Saturday, December 20, 2014

Dow to Peak in 2015

Rooted within a long-term forecast rendered 4-years ago, we have been watching the year 2015 as a potential time-frame in which the Dow could peak and put an end to the bull market in equities.

If the fed-engineered bubble in equities does not burst sometime in 2015, the next most likely time-frame in which it is most likely do so is in 2021; if 2015 marks a top however, 2021 could then provide a time-frame for a low period in the grand scheme of things.
4-years ago, with the Dow trading at the 11,400 level, our forecast clearly defined further upside to wave-A, followed by a decline to wave-b in 2012, and then another powerful wave-C of B rally toward fresh new highs in 2015.

Apart from minor adjustments to the visual amplitudes rendered some 4-years ago, this is for the most part, exactly what happened, and this is precisely where we find the Dow Jones Industrials trading today.

In viewing the same chart today, you’ll see that the still rising A-wave in 2010 peaked well prior to reaching the upper trend channel boundary.

Thereafter, though rather shallow for a primary degree B-wave decline, the market pulled back sharply heading into 2012 but found a semi-permanent support base upon retesting mid-channel support.

As we close in on 2015, the primary C-wave up (of the larger cycle degree B-wave) has been a rather vertical affair, producing three solid years of parabolic run up - enabling price to breakout out above the long-term upper trend channel boundary of resistance to new historic highs.
When it comes to market forecasts, one should never come to expect an exact level of precision nor rely upon such to trade/invest their hard-earned savings or speculative capital.

Future price action can and will change forecasting dynamics, despite the occasional accuracy of such forecasts. More importantly, due their varied and subjective dynamics, we cannot rely upon Elliott Waves nor Fibonacci time projections as a means by which to trade or invest.

As we’ve been stating for years, Elliott Wave Theory is in our opinion, one of the very best set of technical tools with which to effectually provide a general framework for tracking the progression of a price series however, – ELLIOTT WAVE THEORY IS NOT A VIABLE TRADING OR INVESTMENT STRATEGY.

So what is the plan for avoiding another crash or missing further upside? It’s quite simple. Stick with a time-frame specific trend-trading strategy that will effectively alert you when it’s time to reverse course.

Maintaining the discipline to act upon such a strategy is in our view the most important essential ingredient needed to keep one-step ahead of the markets.

That said, if your mind is now stuck on the plausibility of the equity bubble bursting sometime in 2015 – or in contrast, a possible stock market boom continuing well north of Dow 20K into the 2021 timeframe, you’re probably thinking…

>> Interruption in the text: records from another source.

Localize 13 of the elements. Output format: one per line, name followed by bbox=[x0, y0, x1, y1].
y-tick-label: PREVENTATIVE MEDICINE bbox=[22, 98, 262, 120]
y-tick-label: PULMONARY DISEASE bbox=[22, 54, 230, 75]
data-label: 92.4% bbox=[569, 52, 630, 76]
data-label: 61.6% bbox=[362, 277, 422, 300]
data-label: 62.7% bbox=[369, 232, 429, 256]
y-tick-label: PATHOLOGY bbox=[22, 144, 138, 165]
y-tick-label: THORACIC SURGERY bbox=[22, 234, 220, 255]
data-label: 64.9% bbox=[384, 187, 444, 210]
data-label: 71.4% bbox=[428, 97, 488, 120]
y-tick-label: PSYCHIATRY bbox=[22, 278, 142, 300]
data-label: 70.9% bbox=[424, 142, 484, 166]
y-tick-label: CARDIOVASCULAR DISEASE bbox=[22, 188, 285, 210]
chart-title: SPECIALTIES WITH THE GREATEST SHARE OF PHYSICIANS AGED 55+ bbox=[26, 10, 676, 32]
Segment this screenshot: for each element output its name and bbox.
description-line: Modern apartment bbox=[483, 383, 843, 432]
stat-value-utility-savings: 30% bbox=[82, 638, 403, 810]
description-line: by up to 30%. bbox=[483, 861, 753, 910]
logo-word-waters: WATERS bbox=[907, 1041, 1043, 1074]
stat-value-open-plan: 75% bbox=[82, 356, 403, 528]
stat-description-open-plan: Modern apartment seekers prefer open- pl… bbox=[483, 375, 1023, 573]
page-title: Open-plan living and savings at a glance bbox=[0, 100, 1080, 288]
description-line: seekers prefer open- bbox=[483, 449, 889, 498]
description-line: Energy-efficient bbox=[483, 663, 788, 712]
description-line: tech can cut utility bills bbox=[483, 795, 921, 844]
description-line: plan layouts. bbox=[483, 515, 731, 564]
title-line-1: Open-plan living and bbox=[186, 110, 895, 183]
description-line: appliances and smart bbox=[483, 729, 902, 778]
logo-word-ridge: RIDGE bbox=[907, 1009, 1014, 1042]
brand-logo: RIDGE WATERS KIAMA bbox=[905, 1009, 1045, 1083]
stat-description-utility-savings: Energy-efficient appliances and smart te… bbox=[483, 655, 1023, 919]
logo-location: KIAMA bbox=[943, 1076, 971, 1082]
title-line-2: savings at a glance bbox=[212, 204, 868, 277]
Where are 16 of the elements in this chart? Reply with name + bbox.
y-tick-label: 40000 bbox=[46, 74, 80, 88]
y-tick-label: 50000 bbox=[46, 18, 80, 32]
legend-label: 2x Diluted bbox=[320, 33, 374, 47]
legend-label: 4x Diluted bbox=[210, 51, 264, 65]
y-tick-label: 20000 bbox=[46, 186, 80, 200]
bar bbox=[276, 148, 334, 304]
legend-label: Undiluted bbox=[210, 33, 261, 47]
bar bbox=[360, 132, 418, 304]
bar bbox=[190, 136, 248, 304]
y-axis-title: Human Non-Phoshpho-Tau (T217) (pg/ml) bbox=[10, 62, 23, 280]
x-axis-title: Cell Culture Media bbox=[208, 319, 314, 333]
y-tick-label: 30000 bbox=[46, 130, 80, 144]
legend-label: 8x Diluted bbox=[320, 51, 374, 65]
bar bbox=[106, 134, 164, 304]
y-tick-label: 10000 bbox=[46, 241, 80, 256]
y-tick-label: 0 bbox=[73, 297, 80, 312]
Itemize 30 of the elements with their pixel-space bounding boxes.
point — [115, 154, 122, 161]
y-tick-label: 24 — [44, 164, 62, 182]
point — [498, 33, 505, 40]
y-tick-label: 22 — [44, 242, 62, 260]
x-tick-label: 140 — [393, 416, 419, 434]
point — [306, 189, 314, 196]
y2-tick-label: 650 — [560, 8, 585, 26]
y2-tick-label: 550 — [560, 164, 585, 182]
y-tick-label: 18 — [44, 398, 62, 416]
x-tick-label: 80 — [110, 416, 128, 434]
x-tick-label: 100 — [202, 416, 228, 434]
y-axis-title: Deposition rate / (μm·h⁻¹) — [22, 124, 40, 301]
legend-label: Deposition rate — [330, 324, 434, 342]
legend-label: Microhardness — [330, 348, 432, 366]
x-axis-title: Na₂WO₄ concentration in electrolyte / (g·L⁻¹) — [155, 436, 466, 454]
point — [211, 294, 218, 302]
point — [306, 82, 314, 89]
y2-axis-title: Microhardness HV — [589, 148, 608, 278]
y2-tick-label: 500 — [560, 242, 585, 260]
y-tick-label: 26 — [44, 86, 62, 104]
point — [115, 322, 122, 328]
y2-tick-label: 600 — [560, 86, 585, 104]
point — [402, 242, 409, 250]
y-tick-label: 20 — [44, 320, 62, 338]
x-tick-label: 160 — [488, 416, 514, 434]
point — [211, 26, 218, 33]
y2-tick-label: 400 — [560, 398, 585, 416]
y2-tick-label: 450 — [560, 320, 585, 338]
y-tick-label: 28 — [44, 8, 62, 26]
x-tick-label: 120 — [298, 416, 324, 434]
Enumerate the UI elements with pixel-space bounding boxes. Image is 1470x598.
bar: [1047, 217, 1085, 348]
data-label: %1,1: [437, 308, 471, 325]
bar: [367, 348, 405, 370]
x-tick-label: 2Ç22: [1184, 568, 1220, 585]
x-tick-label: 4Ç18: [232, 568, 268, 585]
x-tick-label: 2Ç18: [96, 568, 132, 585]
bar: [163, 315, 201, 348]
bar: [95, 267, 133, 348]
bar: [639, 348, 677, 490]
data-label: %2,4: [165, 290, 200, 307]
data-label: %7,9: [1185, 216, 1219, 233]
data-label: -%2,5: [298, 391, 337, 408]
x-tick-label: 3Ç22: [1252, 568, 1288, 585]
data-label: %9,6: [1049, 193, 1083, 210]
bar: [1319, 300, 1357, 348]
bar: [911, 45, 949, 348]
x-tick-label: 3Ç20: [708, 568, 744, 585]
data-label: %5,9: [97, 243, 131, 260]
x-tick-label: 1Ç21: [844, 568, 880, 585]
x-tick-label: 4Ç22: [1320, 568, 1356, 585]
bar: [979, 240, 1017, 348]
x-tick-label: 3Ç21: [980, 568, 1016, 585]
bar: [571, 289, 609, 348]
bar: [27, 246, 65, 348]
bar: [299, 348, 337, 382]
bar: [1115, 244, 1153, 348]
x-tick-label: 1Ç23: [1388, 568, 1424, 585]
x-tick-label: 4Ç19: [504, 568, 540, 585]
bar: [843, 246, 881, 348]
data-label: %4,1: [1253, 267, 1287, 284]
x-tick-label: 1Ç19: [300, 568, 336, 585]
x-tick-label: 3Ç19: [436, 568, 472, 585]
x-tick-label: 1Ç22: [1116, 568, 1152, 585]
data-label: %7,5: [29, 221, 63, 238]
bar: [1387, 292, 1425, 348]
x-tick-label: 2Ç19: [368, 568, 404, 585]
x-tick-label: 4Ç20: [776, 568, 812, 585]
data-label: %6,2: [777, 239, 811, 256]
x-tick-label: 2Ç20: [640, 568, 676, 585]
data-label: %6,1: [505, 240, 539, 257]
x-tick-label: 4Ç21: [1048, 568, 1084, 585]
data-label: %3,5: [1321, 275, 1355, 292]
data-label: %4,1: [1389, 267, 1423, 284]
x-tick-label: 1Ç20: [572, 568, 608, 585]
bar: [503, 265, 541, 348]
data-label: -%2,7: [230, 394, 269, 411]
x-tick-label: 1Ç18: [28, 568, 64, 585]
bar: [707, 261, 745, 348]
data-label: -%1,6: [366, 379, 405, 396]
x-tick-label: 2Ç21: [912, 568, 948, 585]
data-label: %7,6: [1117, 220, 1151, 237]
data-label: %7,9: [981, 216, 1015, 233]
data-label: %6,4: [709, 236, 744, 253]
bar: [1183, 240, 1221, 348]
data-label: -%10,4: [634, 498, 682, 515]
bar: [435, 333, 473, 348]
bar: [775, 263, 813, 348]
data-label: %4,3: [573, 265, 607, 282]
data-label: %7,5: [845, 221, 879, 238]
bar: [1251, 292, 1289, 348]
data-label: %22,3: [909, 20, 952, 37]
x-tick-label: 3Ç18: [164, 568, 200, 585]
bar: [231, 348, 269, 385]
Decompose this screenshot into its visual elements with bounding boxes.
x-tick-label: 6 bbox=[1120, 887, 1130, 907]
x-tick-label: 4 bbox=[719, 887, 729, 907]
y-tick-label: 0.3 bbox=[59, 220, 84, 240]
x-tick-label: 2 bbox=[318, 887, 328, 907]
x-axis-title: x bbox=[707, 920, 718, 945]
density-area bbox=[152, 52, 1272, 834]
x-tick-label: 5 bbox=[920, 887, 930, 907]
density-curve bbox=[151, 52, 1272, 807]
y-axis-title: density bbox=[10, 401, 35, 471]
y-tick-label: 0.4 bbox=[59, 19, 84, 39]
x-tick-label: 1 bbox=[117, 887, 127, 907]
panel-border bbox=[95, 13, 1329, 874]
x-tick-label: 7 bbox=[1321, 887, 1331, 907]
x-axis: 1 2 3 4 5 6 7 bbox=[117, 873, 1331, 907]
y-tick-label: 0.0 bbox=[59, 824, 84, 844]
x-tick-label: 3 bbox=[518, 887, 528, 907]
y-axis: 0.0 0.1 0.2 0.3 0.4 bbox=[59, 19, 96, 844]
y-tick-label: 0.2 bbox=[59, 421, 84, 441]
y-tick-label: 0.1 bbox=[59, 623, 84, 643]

…Okay Joe, so how in the hell do you propose I position my funds for what you suggest might unfold in the future?
It's all well and good that both of these outcomes are viable, but how in God's name am I supposed to know which one of these propositions to go with?
Do you have some kind of system or something that tells you when to get out of dodge and when to get back in on the long side?
What am I supposed to do if you're wrong about everything?
I remember back in 1995 when you Elliott Wave people said the stock market was at the crest of a bear market tidal wave. You were all dead wrong then, and numerous times since.
Instead of a bear market, the Dow more than quadrupled by 1999. How are you going to deal with another profound forecasting disaster of such magnitude?

To answer the above questions in short: 
 Firstly, we suggest positioning ones speculative/investment funds in tandem with a rules-based trading/investment methodology that has proven to be profitable over varied market cycles. 
  • No one knows which forecast (if any) will come to fruition thus, the necessity to adopt a disciplined strategy. Such a strategy will guide you to automatically adapt and adjust – enabling you to trade and always remain invested in harmony with the time-frame specific trends in force.
  • Yes, we employ an automated rules based trading methodology that systematically positions us on the right side of the markets, and gets us out of the market (or short) before things start getting ugly.
  • When our methodology is wrong, it will simply correct itself far in advance of doing any major damage to our account balances and equity curves.
  • Lastly, we are not the same Elliott wave people who forecast the onset of a great bear market in 1995. We are the next generation of Elliott Wave. Embracing the discipline of flexibility in forward vision along with applied strategic automation is what sets us apart from most others. As the markets change, so do our forecasts and positions. In our book, price action rules. As such, it is impossible for us to endure a forecasting blunder to the magnitude described.